Chloé Sevigny by KT Auleta For Blast Magazine Blue Winter Edition

Chloé Sevigny sure knows how to promote. She just released her latest collaborative collection with Opening Ceremony emphasizing tights and leggings also worn in this editorial from the special Blue Winter edition of the french magazine Blast, guest edited by legendary concept shop colette.

Shot by New York-based fashion photog and film maker KT Auleta the rather revealing editorial highlights her current collection and is accompanied by an interesting yet lengthy interview. Read a badly translated snippet from the interview below and be sure to check out the rest of the photos from the editorial.

Chloe, thank you for having us with you! – This is not my home, but as I work in Los Angeles for six months, I sublets and I just have some stuff to me here, a little art, few things that remind me of my home but it’s just a temporary apartment!

Do you like LA? – Yes, but I live in New York. I’m in LA six months a year to turn the series Big Love . So I would say I work harder here than I saw there. But I would not choose to live here, they simply need to go where there is work! Like all cities it has its ups and downs, but there are some very positive things in LA such as a large arts community and many places dedicated to art.

What is your favorite artist? – My favorite artist in Los Angeles? I really like Mike Kelley and Ed Ruscha.Jeffrey Deitch, which took over the leadership of MoCA, it will give things super exciting. They have many great cultural institutions, the Hammer Museum at MoCA …

You buy art? – Yes. On a small scale. When I earn more money, I can buy more! (Laughs) It’s so expensive! It is a very expensive hobby!

What you have in your collection? – I have a lot of Rita Ackermann, a friend for years, and Dan Colen. Oh God! I know!

You feel more comfortable in fashion or in the movies?
– (laughs) It’s a funny way of seeing things, but I guess I feel more comfortable in the universe the mode where I have more friends in all trades associated with the user also in Hollywood where people are more competitive and more reserved. In fashion, people are more fun. Sure I’d rather go to a party organized by people of fashion that film people!These are two very different vibrations. I think people have more freedom in fashion.

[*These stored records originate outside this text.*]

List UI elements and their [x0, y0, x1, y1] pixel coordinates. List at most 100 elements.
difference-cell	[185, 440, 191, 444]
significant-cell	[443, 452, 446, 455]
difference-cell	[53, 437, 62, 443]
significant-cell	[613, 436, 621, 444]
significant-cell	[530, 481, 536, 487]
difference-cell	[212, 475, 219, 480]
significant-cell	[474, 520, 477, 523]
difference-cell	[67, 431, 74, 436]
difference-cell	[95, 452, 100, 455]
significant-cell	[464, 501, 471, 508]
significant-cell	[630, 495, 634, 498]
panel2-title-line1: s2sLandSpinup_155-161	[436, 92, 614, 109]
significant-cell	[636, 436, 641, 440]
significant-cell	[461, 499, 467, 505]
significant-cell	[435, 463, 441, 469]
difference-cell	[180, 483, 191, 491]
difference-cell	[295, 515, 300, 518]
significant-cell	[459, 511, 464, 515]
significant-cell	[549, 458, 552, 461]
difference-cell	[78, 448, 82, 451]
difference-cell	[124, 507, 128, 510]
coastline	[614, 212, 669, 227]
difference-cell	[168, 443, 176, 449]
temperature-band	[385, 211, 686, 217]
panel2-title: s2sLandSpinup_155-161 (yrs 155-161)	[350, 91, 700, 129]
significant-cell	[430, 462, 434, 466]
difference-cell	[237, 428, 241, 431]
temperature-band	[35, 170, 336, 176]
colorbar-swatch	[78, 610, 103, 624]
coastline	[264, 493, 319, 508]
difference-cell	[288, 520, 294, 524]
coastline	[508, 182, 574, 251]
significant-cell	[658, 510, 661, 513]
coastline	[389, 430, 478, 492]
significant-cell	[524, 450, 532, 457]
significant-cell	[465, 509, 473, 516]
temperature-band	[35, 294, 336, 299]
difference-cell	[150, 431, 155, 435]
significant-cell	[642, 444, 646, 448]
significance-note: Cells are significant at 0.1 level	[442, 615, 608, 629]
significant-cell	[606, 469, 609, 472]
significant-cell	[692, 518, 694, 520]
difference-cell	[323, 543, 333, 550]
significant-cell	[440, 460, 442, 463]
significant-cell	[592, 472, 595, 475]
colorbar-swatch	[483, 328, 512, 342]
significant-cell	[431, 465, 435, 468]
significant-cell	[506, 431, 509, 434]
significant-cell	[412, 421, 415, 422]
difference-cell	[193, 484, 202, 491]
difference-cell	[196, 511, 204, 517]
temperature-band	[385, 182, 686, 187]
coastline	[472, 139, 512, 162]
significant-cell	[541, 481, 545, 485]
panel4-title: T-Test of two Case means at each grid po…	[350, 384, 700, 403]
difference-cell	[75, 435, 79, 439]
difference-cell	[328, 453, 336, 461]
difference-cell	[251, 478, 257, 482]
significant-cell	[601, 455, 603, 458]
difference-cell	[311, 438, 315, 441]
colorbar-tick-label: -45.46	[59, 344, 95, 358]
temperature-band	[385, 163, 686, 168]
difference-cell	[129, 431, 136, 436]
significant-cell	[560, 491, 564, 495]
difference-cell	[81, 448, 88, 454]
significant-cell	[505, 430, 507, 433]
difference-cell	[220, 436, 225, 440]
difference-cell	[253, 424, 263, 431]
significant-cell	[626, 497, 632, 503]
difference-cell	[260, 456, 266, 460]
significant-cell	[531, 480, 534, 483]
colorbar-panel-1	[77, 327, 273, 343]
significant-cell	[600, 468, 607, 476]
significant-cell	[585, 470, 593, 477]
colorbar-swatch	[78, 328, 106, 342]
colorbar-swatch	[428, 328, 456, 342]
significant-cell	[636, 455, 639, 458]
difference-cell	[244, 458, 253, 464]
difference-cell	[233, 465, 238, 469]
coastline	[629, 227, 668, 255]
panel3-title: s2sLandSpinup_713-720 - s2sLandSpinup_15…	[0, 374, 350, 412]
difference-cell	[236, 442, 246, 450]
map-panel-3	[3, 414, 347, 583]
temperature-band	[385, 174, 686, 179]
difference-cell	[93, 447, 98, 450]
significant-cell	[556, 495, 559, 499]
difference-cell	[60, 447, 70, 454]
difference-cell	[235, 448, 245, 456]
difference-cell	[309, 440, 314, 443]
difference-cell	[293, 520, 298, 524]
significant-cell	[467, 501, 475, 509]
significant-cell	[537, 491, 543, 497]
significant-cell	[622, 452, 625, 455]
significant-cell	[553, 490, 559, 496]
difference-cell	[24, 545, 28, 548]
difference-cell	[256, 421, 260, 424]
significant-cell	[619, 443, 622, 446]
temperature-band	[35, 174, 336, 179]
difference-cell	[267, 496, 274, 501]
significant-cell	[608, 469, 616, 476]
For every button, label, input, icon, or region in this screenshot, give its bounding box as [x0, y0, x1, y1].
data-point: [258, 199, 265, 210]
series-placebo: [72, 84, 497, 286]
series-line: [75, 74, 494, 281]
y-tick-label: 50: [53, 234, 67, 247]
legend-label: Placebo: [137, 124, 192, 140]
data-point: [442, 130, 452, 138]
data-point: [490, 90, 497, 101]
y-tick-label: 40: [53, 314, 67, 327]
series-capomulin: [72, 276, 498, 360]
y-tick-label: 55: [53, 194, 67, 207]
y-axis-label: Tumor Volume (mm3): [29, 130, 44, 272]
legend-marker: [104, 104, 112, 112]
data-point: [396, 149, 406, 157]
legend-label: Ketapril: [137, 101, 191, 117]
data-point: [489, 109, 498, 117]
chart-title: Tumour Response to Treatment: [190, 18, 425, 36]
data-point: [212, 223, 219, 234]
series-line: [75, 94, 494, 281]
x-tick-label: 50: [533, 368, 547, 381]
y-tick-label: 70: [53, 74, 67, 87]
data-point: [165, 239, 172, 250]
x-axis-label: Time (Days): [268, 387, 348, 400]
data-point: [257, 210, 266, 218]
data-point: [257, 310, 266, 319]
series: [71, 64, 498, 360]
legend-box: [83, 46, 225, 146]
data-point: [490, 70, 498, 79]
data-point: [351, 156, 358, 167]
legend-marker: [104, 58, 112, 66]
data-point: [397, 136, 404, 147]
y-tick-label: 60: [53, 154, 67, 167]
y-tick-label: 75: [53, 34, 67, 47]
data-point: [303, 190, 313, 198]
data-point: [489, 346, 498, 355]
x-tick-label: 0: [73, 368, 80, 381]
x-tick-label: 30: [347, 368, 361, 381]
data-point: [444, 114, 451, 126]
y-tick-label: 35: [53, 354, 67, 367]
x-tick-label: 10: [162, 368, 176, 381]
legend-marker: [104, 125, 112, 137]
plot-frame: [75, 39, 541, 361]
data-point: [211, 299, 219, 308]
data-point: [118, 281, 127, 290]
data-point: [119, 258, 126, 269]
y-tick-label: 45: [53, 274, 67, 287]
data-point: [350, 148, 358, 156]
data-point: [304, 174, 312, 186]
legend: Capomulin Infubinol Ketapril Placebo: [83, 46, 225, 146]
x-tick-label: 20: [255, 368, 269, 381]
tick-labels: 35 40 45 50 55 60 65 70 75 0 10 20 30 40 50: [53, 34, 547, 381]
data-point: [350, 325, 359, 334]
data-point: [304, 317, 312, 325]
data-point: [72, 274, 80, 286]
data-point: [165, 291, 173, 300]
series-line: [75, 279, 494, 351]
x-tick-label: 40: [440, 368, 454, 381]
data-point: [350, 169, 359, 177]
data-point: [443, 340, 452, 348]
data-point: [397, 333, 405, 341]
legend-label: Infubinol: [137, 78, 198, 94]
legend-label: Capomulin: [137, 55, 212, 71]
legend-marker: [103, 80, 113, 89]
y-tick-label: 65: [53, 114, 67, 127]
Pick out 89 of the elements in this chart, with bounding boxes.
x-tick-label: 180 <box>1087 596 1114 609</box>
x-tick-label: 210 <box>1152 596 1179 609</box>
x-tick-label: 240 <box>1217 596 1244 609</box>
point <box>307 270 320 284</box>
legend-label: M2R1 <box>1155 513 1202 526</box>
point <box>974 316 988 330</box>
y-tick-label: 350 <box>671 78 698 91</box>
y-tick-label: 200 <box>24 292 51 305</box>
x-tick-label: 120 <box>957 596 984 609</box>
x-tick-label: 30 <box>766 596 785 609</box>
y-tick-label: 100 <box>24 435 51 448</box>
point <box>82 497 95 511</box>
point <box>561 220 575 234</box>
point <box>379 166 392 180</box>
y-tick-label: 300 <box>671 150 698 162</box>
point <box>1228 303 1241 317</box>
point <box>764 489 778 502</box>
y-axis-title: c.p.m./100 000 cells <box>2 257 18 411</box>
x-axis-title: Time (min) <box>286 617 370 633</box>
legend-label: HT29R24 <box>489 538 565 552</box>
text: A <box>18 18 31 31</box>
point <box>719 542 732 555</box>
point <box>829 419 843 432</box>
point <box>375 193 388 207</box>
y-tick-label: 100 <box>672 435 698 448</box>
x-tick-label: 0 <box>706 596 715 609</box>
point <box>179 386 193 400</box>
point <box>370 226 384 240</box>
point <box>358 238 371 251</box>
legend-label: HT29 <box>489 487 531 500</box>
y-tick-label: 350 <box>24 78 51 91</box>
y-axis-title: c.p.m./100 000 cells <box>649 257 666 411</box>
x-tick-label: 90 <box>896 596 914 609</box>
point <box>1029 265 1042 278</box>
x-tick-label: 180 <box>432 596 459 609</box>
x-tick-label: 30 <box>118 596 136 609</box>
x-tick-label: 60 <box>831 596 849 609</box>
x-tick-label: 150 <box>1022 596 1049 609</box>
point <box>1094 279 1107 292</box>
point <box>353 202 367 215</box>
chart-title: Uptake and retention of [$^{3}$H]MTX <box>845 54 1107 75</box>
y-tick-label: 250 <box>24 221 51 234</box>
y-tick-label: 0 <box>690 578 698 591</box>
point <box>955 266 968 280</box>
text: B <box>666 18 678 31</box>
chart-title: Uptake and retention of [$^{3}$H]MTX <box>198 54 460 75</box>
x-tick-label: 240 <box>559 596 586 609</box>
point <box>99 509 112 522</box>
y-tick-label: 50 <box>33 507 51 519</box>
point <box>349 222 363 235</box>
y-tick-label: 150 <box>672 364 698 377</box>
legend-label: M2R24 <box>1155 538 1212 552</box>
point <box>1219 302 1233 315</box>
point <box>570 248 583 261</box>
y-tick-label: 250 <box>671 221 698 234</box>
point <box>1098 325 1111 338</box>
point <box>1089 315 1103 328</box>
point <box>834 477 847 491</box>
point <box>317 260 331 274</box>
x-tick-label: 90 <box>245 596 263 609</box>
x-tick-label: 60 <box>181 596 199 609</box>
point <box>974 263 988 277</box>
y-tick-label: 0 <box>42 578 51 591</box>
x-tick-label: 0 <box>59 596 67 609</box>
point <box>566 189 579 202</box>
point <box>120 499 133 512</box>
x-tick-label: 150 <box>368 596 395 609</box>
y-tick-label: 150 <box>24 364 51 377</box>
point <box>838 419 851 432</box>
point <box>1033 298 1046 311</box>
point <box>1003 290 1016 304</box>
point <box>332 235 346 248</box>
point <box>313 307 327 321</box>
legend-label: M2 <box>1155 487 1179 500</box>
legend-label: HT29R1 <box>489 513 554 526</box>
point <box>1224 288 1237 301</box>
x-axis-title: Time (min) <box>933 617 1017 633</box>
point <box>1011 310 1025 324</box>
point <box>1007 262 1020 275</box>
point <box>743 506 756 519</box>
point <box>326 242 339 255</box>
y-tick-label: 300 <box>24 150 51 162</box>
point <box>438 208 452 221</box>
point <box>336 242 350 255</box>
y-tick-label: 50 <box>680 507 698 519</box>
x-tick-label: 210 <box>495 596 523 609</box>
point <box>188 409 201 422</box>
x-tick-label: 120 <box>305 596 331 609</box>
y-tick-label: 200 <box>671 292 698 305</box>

Mr Nice released in France in the spring and tells the story of Howard Marks. His life is pretty crazy! What kind of woman you incarnate in this film? – I play the role of love and the accomplice of the hero.They have a great love story and many children and lived for several years a very glamorous life while Howard was selling hash to the ton. But then he went too far and he got tight: it has paid a high price and had to raise her children alone for fifteen or twenty years without him. The children have also suffered the consequences of his lifestyle.

There is a large retrospective exhibition of work by Larry Clark in Paris, the exhibition has been prohibited for children under eighteen years. When you think back to kids that you shot with him, what comes to your mind?
– I think it always comes out of the lot and it’s a great movie. It is aesthetically beautiful, it has a very interesting message and it really captures the essence of New York in the 1990s, in a light very fair and true. I think this film will remain for a long time a reference to both the cinema and for adolescents. It’s a cult film that certainly marked the history of cinema … why they have censored the show? Because of the nudity or the drugs? For these two reasons and youth issues, I think … You see, they did the same thing in London with photos of Brooke Shields by Richard Prince.

What is your relationship to nudity?
– Well, I had no problem when I was younger but over time I became more “self-conscious” and it’s harder for me now that I am oldest because I feel less sure of my physical. I’ve done nude photos for Purple but I’ve always chosen photographers gay or women. I do not like my picture taken by a hetero guy (she laughs).